Al in de vroege middeleeuwen ontstonden de verhalen over wonderbaarlijke genezingen rondom de overblijfselen van heiligen. Voor de meeste mensen was het duidelijk dat hoeveel je ook bad, een goddelijke reactie altijd uitbleef.
Netwerken
Een heilige was een directe verbinding tussen een mens en God. Door een heilige aan te roepen via een gebedje bij een reliekhouder was de kans aanwezig dat God een antwoord gaf in de vorm van een genezing. De heilige zelf kon de genezing niet uitvoeren. Deze verheven zielen moesten daarvoor aankloppen bij God. Het voordeel was dat deze bijzondere zielen in de hemel bij God aan tafel mochten zitten. Als je geluk had kon de aangeroepen heilige iets voor je doen. De heilige zat dan in je vriendenkring. Je kunt het vergelijken met het zoeken naar een nieuwe baan via je netwerk. Als je de juiste persoon in je netwerk een appje stuurt met een telefoon kun je vragen of deze persoon je wil helpen. De kerk haakte daar enthousiast op in en verspreidde stukjes van de beenderen van bekende heiligen in kostbare reliekhouders over alle kerken. Hierdoor ontstonden er overal in de christelijke wereld centra van mogelijke genezingen van ziekten.
Steen eten
Sommige kerken kregen toestemming om relieken van meerdere heiligen in bezit te hebben. In prachtige kunstwerken konden de gelovigen al deze stukjes bot en kledingstukken benaderen. Omdat mensen, ook tegenwoordig nog, elkaar van alles wijs kunnen maken, dacht men dat de relieken sterke geneeskracht uitstraalden. De genezende kracht zou het sterkst zijn rondom het hoofdaltaar waar ze uitgestald waren. Het gebouw zelf absorbeerde volgens het volk deze bijzondere kracht. Het was dan ook niet vreemd dat pelgrims die soms wel wekenlang onderweg waren naar een bepaalde reliek, ook wat van die werking mee naar huis wilden nemen. Daarom schraapten de pelgrims materiaal uit de muren en zuilen van de kerk, het liefst zo dicht mogelijk bij het genezing schenkende reliek.

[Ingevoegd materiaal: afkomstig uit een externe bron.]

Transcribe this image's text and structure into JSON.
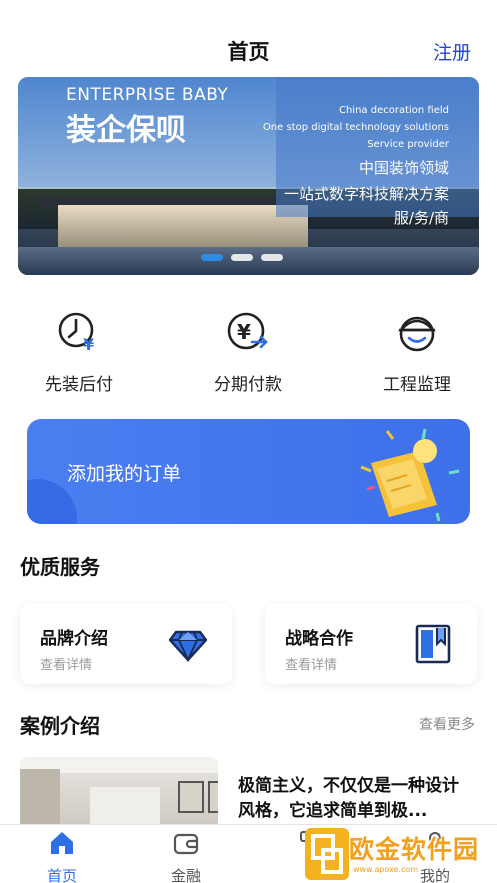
{
  "header": {
    "title": "首页",
    "register": "注册"
  },
  "banner": {
    "english_title": "ENTERPRISE BABY",
    "chinese_title": "装企保呗",
    "lines": [
      "China decoration field",
      "One stop digital technology solutions",
      "Service provider",
      "中国装饰领域",
      "一站式数字科技解决方案",
      "服/务/商"
    ],
    "slides": 3,
    "active_slide": 1
  },
  "features": [
    {
      "label": "先装后付",
      "icon": "clock-yuan-icon"
    },
    {
      "label": "分期付款",
      "icon": "yuan-arrow-icon"
    },
    {
      "label": "工程监理",
      "icon": "hardhat-worker-icon"
    }
  ],
  "order": {
    "label": "添加我的订单"
  },
  "services": {
    "title": "优质服务",
    "cards": [
      {
        "name": "品牌介绍",
        "sub": "查看详情",
        "icon": "diamond-icon"
      },
      {
        "name": "战略合作",
        "sub": "查看详情",
        "icon": "book-bookmark-icon"
      }
    ]
  },
  "cases": {
    "title": "案例介绍",
    "more": "查看更多",
    "item_text": "极简主义，不仅仅是一种设计风格，它追求简单到极..."
  },
  "tabbar": {
    "items": [
      {
        "label": "首页",
        "icon": "home-icon",
        "active": true
      },
      {
        "label": "金融",
        "icon": "wallet-icon",
        "active": false
      },
      {
        "label": "",
        "icon": "grid-icon",
        "active": false
      },
      {
        "label": "我的",
        "icon": "user-icon",
        "active": false
      }
    ]
  },
  "watermark": {
    "text": "欧金软件园",
    "url": "www.apoxe.com"
  },
  "colors": {
    "accent": "#2f6fe6",
    "register": "#2147d8",
    "card_blue": "#4a7ef0"
  }
}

De middeleeuwse kerken waren vaak gebouwd van kalksteen. Het kalkschraapsel werd in de soep gestrooid of als broodbeleg gebruikt. Gezonde mensen gingen voor hun zieke familieleden die zelf niet meer in staat waren te reizen, naar een kerk waar de juiste reliek te zien was die genezing beloofde voor een bepaalde kwaal. Om een zakje gruis te halen. Er ontstond ook handel in kalksteengruis dat uit veraf gelegen kathedralen afkomstig zou zijn. Marskramers ontdekten een nieuwe handel en verkochten afvalgruis aan de hoogste bieder. Het kalkschraapsel bleek een goed middel bij brandend maagzuur, de voorloper van de moderne maagtabletten.
Reformatie
Tijdens de godsdienstoorlogen eind zestiende eeuw werden heiligenbeelden en reliekhouders verwoest. Het was voortaan verboden om de ziel van een heilige te vragen iets voor je te doen bij God. De nieuwe kerkelijk leiders beschouwden heiligen als afgoderij. Alleen God en Jezus hoorden in een kerk thuis. Afbeeldingen daarvan werden streng verboden. De schoonheid van de kerkinterieurs moest het veld ruimen. Er resteerden slechts nagenoeg lege hallen. Fraaie rouwborden van welgestelden als decoratief element kwamen er voor in de plaats en stonden symbool voor een leven van hard werken. De nieuwe stelling werd: ‘de schoonheid zit in jezelf en door flink te lijden en sober te leven krijg je vanzelf de eigenschappen van monniken en nonnen. Die hebben geen heiligen nodig om God te bereiken’.
Monumentendagen
Gelukkig is tijdens de reformatie niet alles verwoest en kapot geslagen. Tegenwoordig wordt dankzij kundige restauraties veel verdwenen kunst weer zichtbaar gemaakt. De nationale monumentendagen zijn een mooie kans om deze verborgen wereld van dichtbij te kunnen bekijken.